13. A method, comprising delivering bacterial Outer Membrane antigens to a subject in need thereof by immunizing the subject with the vaccine of claim 12.

14. A method, comprising delivering bacterial Outer Membrane antigens for inducing an immunological protective response at least against K. pneumoniae, P. aeruginosa, E. coli, and/or A. pleuropneumoniae and optionally A. baumannii to a subject by immunizing the subject with the vaccine of claim 12.

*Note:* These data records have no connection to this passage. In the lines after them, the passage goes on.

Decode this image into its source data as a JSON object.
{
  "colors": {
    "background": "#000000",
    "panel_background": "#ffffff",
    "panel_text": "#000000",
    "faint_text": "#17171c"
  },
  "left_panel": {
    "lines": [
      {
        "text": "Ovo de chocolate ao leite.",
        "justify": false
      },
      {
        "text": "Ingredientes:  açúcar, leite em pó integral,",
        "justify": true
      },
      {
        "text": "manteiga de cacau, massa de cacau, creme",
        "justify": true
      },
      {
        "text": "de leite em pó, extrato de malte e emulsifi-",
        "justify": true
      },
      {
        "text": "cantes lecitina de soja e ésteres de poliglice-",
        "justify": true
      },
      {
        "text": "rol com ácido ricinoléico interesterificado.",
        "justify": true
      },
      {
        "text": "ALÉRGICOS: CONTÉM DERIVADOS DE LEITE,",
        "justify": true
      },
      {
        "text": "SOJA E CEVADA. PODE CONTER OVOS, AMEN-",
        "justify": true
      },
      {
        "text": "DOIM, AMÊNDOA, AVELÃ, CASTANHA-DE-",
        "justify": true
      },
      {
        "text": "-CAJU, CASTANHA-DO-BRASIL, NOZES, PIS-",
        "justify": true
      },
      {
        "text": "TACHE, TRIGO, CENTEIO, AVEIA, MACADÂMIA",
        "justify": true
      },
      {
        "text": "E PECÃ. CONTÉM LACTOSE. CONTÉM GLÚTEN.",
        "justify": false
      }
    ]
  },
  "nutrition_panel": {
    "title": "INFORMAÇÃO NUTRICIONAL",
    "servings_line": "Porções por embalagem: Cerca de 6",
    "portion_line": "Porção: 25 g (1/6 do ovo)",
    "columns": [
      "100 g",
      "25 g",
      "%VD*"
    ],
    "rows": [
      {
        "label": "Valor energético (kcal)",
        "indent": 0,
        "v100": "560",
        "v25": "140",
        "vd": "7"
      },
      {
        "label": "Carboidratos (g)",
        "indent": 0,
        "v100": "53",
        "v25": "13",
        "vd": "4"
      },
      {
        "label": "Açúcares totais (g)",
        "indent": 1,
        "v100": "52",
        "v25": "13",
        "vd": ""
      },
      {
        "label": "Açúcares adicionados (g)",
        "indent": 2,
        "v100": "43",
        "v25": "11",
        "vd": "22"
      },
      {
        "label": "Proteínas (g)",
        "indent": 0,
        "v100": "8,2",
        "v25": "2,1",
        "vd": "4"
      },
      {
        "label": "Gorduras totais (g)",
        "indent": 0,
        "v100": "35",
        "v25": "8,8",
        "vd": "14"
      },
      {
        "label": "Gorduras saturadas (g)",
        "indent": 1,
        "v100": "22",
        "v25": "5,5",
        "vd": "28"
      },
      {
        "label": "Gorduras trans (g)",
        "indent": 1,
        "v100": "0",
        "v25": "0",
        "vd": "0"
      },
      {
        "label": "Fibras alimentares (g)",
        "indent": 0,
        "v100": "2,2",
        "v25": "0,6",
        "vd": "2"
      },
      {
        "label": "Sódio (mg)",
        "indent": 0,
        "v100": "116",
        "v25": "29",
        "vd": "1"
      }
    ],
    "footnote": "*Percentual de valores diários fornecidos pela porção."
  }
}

15. A vaccine composition, comprising an A. baumannii strain deficient in lipopolysaccharide (LPS) characterized by the partial or complete inactivation of one or various cellular nucleic acid molecules that encode endogenous LPS biosynthesis genes: wherein the A. baumannii strain deficient in lipopolysaccharide (LPS) is characterized by the partial or complete inactivation of the genes selected from the list consisting of lpxA, lpxB, lpxC, lpxD, lpxK, lpxL and/or lpxM; and wherein the A. baumannii strain deficient in lipopolysaccharide (LPS) expresses one or more heterologous antigens or proteins with targeted location at the Outer Membrane.

16. The vaccine according to claim 15, wherein the vaccine comprises from about 10⁶to about 10¹² A. baumannii strains deficient in lipopolysaccharide (LPS).

17. The vaccine according to claim 15, further comprising an adjuvant.

18. The vaccine according to claim 17, wherein the adjuvant comprises Al(OH)₃.